Restauração ecológica e extinção das espécies
Considerando que uma espécie pode se reproduzir sozinha, é possível que, em termos ecológicos, isso contribua com o aumento populacional em uma determinada área. Para muitas espécies que entram em extinção, a partenogênese poderia ser uma medida de restauração, entretanto, de acordo com Bovolon, por não conterem uma diversa e vasta variabilidade genética, ficam mais suscetíveis à extinção em um longo prazo, pois podem não resistir às pressões ambientais.
Em contrapartida Giullia relata: “Com o restabelecimento de algumas espécies no ecossistema, seria possível melhorar a sucessão ecológica daquele meio, atraindo outras populações a fim de recuperar e restaurar toda fauna perdida”. A bióloga ainda complementa que as vantagens da partenogênese — de poder se reproduzir sem parceiro sexual, em regiões muito afastadas e isoladas como ilhas — garantiram a sobrevivência de muitas espécies.
É possível que exista um mundo dominado pelo gênero feminino?
A partenogênese é uma estratégia adaptativa que torna a presença de machos, algo dispensável para se gerar descendentes, mesmo que com uma menor variabilidade genética. Existem espécies que só geram proles femininas e que conseguem, sucessivamente, manter-se via partenogênese, como “as escorpiões-amarelas”, criando uma população exclusiva de fêmeas.
Recentemente, com a descoberta de partenogênese na Anna, sucuri-verde mencionada anteriormente, nota-se um aumento de espécies que conseguem utilizar desta reprodução. O acontecimento da partenogênese era mais comum em espécies menos complexas, mas existem casos em cordados vertebrados, como em tubarões e répteis. Os mamíferos também fazem parte dos cordados e embora, não se tenha nenhum caso registrado de partenogênese, não é impossível excluir tal hipótese no futuro em humanos.
“Existe a chance da partenogênese evoluir para todo ser vivo. Seres vivos têm complexidades e plasticidades adaptativas que não podemos desconsiderar. Então, dentro da minha perspectiva dentro da área, eu acredito que sim, que é possível, para outras espécies, não só de répteis. Na minha perspectiva, tudo é possível”, relata Stefan
A bióloga Giulliana explica quais são os fatores que fazem com que a partenogênese ainda não tenha chegado nos mamíferos: “Na Biologia, nunca dizemos nunca! Porém, é importante mencionar que os mamíferos possuem o genetic imprinting, uma barreira que impede a partenogênese. Os genomas maternos e paternos apresentam marcadores genômicos muito específicos, ou seja, a ausência dos cromossomos masculinos levaria a uma regulação e proliferação anormal de células, resultando em um fraco suporte para o desenvolvimento embrionário, sendo esse o principal motivo de não encontrarmos esse tipo de reprodução”.

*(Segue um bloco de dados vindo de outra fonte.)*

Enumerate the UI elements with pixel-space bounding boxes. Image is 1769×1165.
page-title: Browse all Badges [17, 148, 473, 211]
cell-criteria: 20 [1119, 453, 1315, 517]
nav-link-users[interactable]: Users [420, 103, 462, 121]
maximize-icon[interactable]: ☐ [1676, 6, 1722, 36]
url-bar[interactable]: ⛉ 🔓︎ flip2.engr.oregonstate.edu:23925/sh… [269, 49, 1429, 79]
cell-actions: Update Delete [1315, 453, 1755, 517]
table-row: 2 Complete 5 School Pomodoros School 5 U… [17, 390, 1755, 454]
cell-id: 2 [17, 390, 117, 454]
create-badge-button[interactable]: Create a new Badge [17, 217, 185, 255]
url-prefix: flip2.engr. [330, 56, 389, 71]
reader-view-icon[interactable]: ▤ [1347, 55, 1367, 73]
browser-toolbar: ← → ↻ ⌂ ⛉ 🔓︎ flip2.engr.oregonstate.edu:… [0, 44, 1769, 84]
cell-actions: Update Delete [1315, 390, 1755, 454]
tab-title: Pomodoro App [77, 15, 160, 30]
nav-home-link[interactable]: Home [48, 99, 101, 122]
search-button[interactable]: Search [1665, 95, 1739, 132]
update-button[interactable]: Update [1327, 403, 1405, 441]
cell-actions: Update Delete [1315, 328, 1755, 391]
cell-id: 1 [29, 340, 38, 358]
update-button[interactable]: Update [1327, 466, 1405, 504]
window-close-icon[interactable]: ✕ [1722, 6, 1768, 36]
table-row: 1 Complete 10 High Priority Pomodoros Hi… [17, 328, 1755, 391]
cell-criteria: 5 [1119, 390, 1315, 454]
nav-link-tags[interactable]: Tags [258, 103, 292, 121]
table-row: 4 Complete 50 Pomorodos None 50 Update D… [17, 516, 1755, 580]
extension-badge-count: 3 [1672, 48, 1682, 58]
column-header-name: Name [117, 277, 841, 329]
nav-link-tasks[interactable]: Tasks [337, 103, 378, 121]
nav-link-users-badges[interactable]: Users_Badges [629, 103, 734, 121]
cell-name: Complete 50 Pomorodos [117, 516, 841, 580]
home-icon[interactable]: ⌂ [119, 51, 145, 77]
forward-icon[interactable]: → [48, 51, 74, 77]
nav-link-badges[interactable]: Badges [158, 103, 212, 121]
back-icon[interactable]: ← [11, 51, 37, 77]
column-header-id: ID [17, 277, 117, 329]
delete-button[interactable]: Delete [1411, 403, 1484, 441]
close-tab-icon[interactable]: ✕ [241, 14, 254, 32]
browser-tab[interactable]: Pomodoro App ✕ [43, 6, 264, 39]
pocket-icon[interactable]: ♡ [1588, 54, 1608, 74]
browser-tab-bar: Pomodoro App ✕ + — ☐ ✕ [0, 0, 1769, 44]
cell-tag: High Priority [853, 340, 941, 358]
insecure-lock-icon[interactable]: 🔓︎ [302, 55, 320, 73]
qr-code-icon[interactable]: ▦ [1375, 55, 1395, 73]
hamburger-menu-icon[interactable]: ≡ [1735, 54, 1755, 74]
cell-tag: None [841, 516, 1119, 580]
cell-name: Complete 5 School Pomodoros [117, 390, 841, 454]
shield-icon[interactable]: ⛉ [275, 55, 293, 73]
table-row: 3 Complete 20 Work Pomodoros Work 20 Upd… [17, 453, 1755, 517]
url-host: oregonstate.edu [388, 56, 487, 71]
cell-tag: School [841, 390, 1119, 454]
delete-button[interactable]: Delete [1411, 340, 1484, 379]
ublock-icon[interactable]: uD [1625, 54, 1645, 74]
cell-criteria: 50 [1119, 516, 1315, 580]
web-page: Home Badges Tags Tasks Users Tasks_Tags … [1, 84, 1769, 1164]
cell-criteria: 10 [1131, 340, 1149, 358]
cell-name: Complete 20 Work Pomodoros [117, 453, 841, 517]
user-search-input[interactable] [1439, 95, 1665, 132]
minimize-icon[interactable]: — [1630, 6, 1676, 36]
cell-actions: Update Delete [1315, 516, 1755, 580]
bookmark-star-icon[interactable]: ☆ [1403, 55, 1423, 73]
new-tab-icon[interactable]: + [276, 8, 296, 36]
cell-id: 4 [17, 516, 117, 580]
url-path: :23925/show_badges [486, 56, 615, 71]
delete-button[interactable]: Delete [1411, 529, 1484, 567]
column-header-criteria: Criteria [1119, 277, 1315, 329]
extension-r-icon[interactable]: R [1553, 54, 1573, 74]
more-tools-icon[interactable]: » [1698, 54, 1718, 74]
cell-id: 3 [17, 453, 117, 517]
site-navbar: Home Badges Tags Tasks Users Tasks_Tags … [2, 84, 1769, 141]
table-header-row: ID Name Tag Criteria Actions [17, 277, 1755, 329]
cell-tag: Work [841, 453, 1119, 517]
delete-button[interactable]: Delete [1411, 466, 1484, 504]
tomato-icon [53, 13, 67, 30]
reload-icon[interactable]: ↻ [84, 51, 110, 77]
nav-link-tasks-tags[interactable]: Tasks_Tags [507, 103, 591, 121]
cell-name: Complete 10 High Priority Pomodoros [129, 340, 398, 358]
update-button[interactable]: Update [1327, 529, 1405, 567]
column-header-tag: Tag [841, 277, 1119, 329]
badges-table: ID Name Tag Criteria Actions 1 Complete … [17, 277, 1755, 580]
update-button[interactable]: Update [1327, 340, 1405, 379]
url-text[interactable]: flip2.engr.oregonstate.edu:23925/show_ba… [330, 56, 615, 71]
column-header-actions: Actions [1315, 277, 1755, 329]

A Biologia é algo mutável, sempre com fatos novos a serem questionados e estudados. Uma humanidade composta somente de mulheres poderia ser possível se as próximas gerações tiverem como carga genética a menor expressividade do genetic imprinting e gerarem somente descendentes femininos, bem como os escorpiões amarelos. Considerando que os répteis estão evolutivamente tão próximos aos mamíferos, essa suposição pode ganhar força no futuro.